Stephen Purpura should know—he’s one of them. Educated at Harvard and Cornell, the former Microsoftie has seen the giant tech companies stockpile the top people in his field. And that means fewer minds unlocking all the potential of “big data” for the mere mortals of the business world.
Purpura hopes to change that equation with a new company, Context Relevant, that has raised $1.3 million in seed financing from Madrona Venture Group and several angels, including Geoff Entress, Mike McSherry, and Cliff Kushler.
The startup, headquartered in Seattle, is still working on early versions of its product. But broadly, the company is hoping to turn the specialized knowledge of top data scientists into a software product that other companies can use to decode the data piling up on their servers.
“As customers start to try and monetize their big data—deepen customer relationships, find ways to make the right inventory decisions—they need data science help. But they cant afford to acquire it,” says Purpura, Context Relevant’s co-founder and CEO. “We hire data scientists so that they don’t have to.”
Other companies working in this area include Palantir, which does a lot of work in defense and finance, and Precog, based in Boulder, CO. And New York-based Context Matters helps drug companies make sense of data related to regulatory decisions, insurance reimbursement, and other issues relevant to the pharmaceutical industry.
A software-as-a-service offering for enterprise computing isn’t a revolutionary concept, of course. But as Purpura describes it, the arms race for data scientists has led to an industry that is badly fragmented.

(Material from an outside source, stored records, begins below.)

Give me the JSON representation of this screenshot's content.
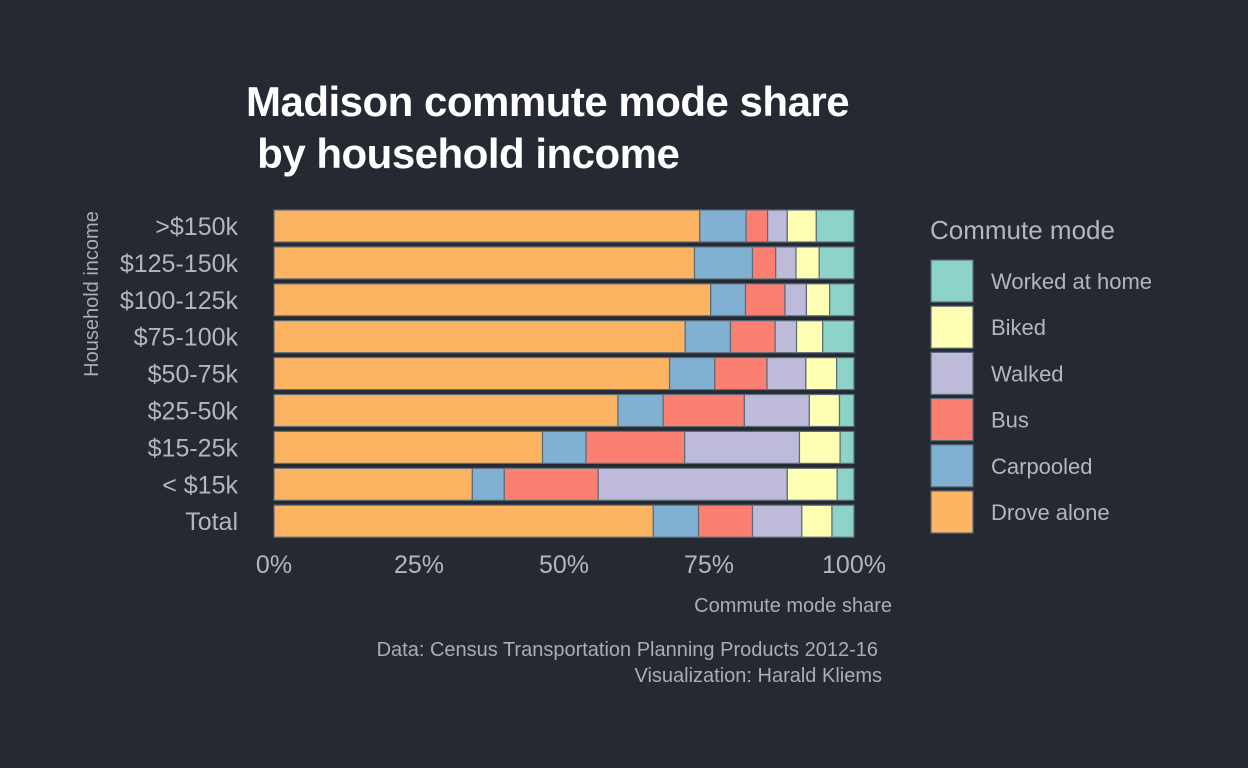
{
  "chart_data": {
    "type": "bar",
    "orientation": "horizontal",
    "stacked": "percent",
    "title": "Madison commute mode share\n by household income",
    "xlabel": "Commute mode share",
    "ylabel": "Household income",
    "xlim": [
      0,
      1
    ],
    "x_ticks": [
      "0%",
      "25%",
      "50%",
      "75%",
      "100%"
    ],
    "categories": [
      ">$150k",
      "$125-150k",
      "$100-125k",
      "$75-100k",
      "$50-75k",
      "$25-50k",
      "$15-25k",
      "< $15k",
      "Total"
    ],
    "series": [
      {
        "name": "Drove alone",
        "color": "#FDB462",
        "values": [
          0.734,
          0.725,
          0.753,
          0.709,
          0.682,
          0.593,
          0.463,
          0.342,
          0.654
        ]
      },
      {
        "name": "Carpooled",
        "color": "#80B1D3",
        "values": [
          0.08,
          0.1,
          0.06,
          0.078,
          0.078,
          0.078,
          0.075,
          0.055,
          0.078
        ]
      },
      {
        "name": "Bus",
        "color": "#FB8072",
        "values": [
          0.037,
          0.04,
          0.068,
          0.077,
          0.09,
          0.14,
          0.17,
          0.162,
          0.093
        ]
      },
      {
        "name": "Walked",
        "color": "#BEBADA",
        "values": [
          0.034,
          0.035,
          0.037,
          0.037,
          0.067,
          0.112,
          0.198,
          0.326,
          0.085
        ]
      },
      {
        "name": "Biked",
        "color": "#FFFFB3",
        "values": [
          0.05,
          0.04,
          0.04,
          0.045,
          0.053,
          0.052,
          0.07,
          0.086,
          0.052
        ]
      },
      {
        "name": "Worked at home",
        "color": "#8DD3C7",
        "values": [
          0.065,
          0.06,
          0.042,
          0.054,
          0.03,
          0.025,
          0.024,
          0.029,
          0.038
        ]
      }
    ],
    "legend": {
      "title": "Commute mode",
      "position": "right",
      "order": [
        "Worked at home",
        "Biked",
        "Walked",
        "Bus",
        "Carpooled",
        "Drove alone"
      ]
    },
    "grid": false,
    "caption": [
      "Data: Census Transportation Planning Products 2012-16",
      "Visualization: Harald Kliems"
    ]
  },
  "colors": {
    "background": "#252932",
    "bar_outline": "#5c6b78"
  }
}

Since high-performing individual data scientists are so valuable and require so much expensive machinery to do their jobs, he says, there tends to be a lot of one-off projects rather than broadly applied solutions.
“The challenge in this area has always been that all the solutions are custom. Microsoft and Google pay a ton of people who are trained like me to build custom solutions,” he says “It’s literally so bad that every set of keywords in Google has its own algorithm.”
And from the point of view of the scientists—well, there’s just more incentive to work in that system than there is in making a software product that puts the equivalent of a smart data scientist to work for lots of other people.
Other businesses, however, are apparently ready to unlock more of the knowledge that data scientists have to offer. Christian Metcalfe, the startup’s co-founder and product VP, likens the current climate to the early days of Web software, when software and infrastructure providers built a business on creating websites for retailers or manufacturers who had other things to take care of.
“We’re hearing from customers that range from everything from financial services to big Web data to even credit card fraud: They don’t care about owning the scaffolding. They don’t care about owning all the code from the ground up. What they care about is the results,” Metcalfe says. “It doesn’t matter to them whether it was their data scientists or a group of data scientists working on our application. In fact, they prefer the application part because it lets them get up and running faster and more cheaply.”
Context Relevant says the seed funding gives it about a year of runway to bring on more scientists and refine the product through tests with potential customers.
“This is an early phase in experimentation for us,” Purpura says. “If we had takena a Series A, the expectation would be that we would be raising revenues dramatically. We want a little bit less pressure to allow us to feel out and make sure that we’re going after the right things.”